Hi Flyte team! I'm traying to use the papermill pl...
# ask-the-community
g
Hi Flyte team! I'm traying to use the papermill plugin on a Kubernetes cluster that uses Istio. For that, I've also installed the pod plugin (to deal with the sidecar issue). For regular python tasks, the _task_type_ changes to
sidecar
task and the pod can be terminated as expected using the pod plugin. However, when running a workflow with a notebook task for papermill, the _task_type_ changes to
nb-sidecar
. After that, the pod for this task can not be terminated and I don't know why. It seems like the same issue when we launch a workflow without the proper settings for pod plugin.
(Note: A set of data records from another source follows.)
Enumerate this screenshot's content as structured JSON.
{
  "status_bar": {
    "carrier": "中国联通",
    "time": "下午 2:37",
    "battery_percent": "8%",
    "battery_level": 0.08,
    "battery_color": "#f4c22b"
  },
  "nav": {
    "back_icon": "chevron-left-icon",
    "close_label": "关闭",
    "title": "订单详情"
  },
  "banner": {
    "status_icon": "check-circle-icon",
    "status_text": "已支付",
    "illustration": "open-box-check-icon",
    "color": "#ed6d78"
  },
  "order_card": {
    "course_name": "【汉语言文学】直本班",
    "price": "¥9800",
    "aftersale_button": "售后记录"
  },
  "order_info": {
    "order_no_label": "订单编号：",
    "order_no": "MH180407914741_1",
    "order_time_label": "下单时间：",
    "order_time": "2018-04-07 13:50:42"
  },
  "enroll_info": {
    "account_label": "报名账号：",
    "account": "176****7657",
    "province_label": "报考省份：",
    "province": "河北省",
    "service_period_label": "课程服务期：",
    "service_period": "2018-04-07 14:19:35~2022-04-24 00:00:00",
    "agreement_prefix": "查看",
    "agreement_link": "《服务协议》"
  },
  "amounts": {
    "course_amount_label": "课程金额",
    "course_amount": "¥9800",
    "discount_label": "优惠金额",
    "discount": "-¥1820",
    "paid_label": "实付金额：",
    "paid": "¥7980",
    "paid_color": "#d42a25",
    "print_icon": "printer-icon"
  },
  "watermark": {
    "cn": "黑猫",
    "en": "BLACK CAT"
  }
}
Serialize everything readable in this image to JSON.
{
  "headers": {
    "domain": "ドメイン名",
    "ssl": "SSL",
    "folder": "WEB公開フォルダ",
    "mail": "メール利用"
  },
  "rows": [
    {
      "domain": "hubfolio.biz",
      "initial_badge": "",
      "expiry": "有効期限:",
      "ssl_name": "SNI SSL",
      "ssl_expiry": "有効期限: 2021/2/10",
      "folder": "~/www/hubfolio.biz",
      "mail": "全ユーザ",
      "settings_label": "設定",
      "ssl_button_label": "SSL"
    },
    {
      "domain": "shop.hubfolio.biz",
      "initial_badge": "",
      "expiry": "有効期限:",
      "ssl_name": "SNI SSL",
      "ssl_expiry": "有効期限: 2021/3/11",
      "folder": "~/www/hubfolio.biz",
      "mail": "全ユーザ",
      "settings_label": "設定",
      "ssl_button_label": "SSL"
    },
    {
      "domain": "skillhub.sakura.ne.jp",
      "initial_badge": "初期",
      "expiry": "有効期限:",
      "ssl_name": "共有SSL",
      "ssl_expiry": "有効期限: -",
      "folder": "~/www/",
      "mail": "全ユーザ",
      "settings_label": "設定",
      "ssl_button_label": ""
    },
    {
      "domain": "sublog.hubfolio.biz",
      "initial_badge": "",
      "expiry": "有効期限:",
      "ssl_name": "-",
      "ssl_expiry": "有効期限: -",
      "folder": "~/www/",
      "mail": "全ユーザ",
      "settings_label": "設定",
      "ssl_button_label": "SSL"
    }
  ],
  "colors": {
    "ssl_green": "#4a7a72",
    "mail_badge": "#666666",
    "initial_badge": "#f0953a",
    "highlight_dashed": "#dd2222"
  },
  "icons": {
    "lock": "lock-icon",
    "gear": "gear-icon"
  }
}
A code snipet for the task:
Copy code
def generate_por_spec_for_task():
    primary_container = V1Container(name="primary")
    pod_spec = V1PodSpec(containers=[primary_container])

    return pod_spec

nb = NotebookTask(
    name="simple-nb",
    task_config=Pod(pod_spec=generate_por_spec_for_task(), primary_container_name="primary"),
    notebook_path=os.path.join(
        pathlib.Path(file).parent.absolute(), "nb-simple.ipynb"
    ),
    inputs=kwtypes(v=float),
    outputs=kwtypes(square=float),
)
A log message in flytepropeller pod is the following:
{"json":{"exec_id":"ahkm5jd76h8l2gn46zt6","node":"n1","ns":"flyteexamples-development","res_ver":"209788243","routine":"worker-2","tasktype":"nb-sidecar","wf":"flyteexamples:development:flyte.workflows.simple.nb_to_python_wf"},"level":"warning","msg":"No plugin found for Handler-type [nb-sidecar], defaulting to [container]","ts":"2022-edited"}
Does anyone has insights about what could possibly going on?
k
Could you share your plugin config in the propeller config map?
g
Hi! Thanks for the quick response @Kevin Su! The values are the same that you shared: flyte-propeller-config enabled_plugins.yaml
Copy code
tasks:
  task-plugins:
    default-for-task-types:
      container: container
      container_array: k8s-array
      sidecar: sidecar
    enabled-plugins: 
      - container
      - sidecar
      - k8s-array
There is nothing specific for nb-task or papermill plugin...
k
cc @Calvin Leather mind taking a look? did you run into same issue before
👀 1
c
I haven't seen this issue in particular, but we also aren't running Istio (the only other things we have on the nodes with the nb task pods are daemon set pods). This "can not be terminated" behaviour only happens with notebook tasks right? "The task can not be terminated" -> You mean the underlying pod can't be deleted using kubectl etc.? Or you can't terminate the task's execution from the GUI?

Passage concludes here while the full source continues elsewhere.